|Posted by Abraham Xiong on October 26, 2014 at 5:25 PM|
Do You Need to Be Ready for Cyber Attacks as a Government Contractor?
You’ve heard it on the news….
Many of these major brands are obvious targets to cyber attackers. So, when a breach occurs the news goes national and we all hear about it.
What you may not have heard is this…
Recently, the Office of Personnel Management (OPM) terminated a contract with US Investigation Services (USIS), the major security clearance contractor that was targeted by cyber attackers. The computer network breach compromised the personal files of more than 25,000 government workers, which led to the eventual termination of the contract. USIS will lose over $2.5 billion for the Background Investigation Fieldwork contract and $288 million for the Background Investigation Support Services contract. This is a major blow to their business and USIS has furloughed over 1000 of its employees.
In light of this example, the answer to the question, “Can a cyber attack wreak havoc on your business?” is YES! You need to be ready for cyber attacks as a government contractor. What happened to USIS is a reality to all government contractors. Now, the government is giving you more of a reason to be prepared. New regulations have recently been passed and others are being considered which will directly affect you as a government contractor. The Pentagon and Homeland Security are leading the charge in enacting regulations that impacts contractors.
The rule states that within 72 hours of discovering any compromise of unclassified controlled technical information in a company system, your company must disclose which contracts are affected, the location of the leak and a description of the data compromised to the extent they are known at the time.

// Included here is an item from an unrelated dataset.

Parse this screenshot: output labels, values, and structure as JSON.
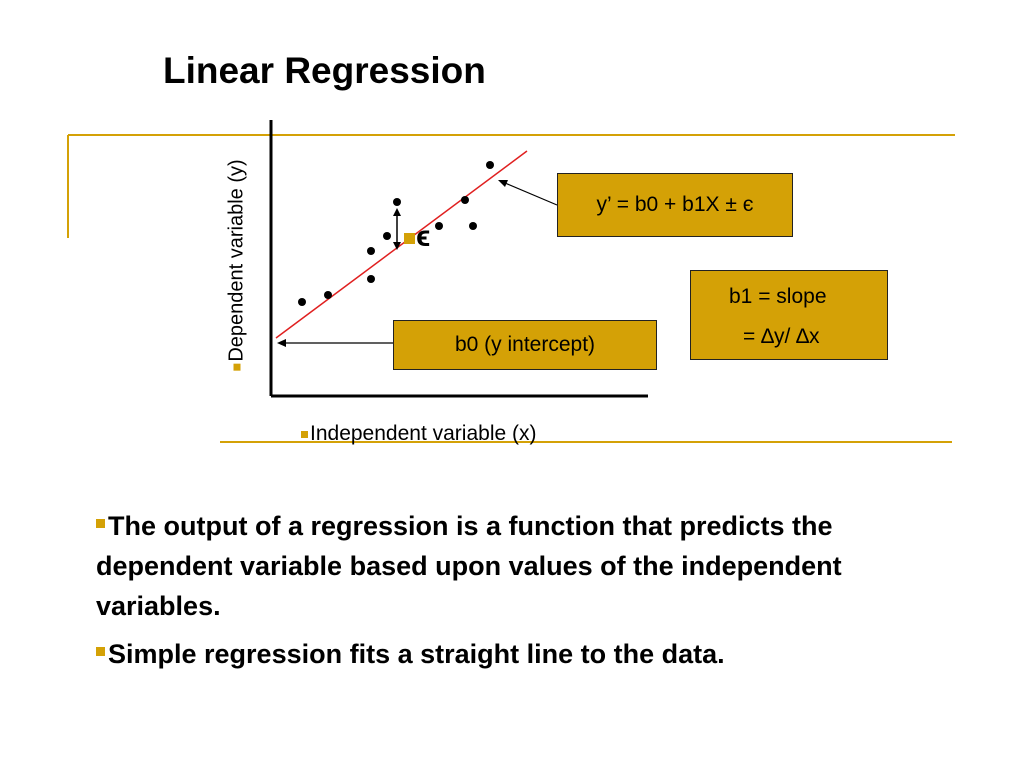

So, if you’re a federal contractor with contracts with the DOD or Homeland Security, you’ll be among the first of companies required to start meeting the new regulation. Other agencies and even potential government-wide policies will follow to require all contractors to be in compliance.
What does this mean to you as a business owner? Well, many things must be considered, but I’ll touch upon a few here. First and foremost you have to consider the cost of protecting your company’s data when you’re pricing out your projects in your proposals. You have to take into account what cyber security technologies are available and which ones will best meet your client’s need. You have to source out affordable and robust solutions to guard your data. You may have to hire new staff to meet these regulations.
At the end of all this, I believe that as a government contractor, by being the first to plan and implement a cyber security strategy, you will have a competitive edge over other companies. You’ll better safeguard your own interests in your measure to safeguard your client’s needs.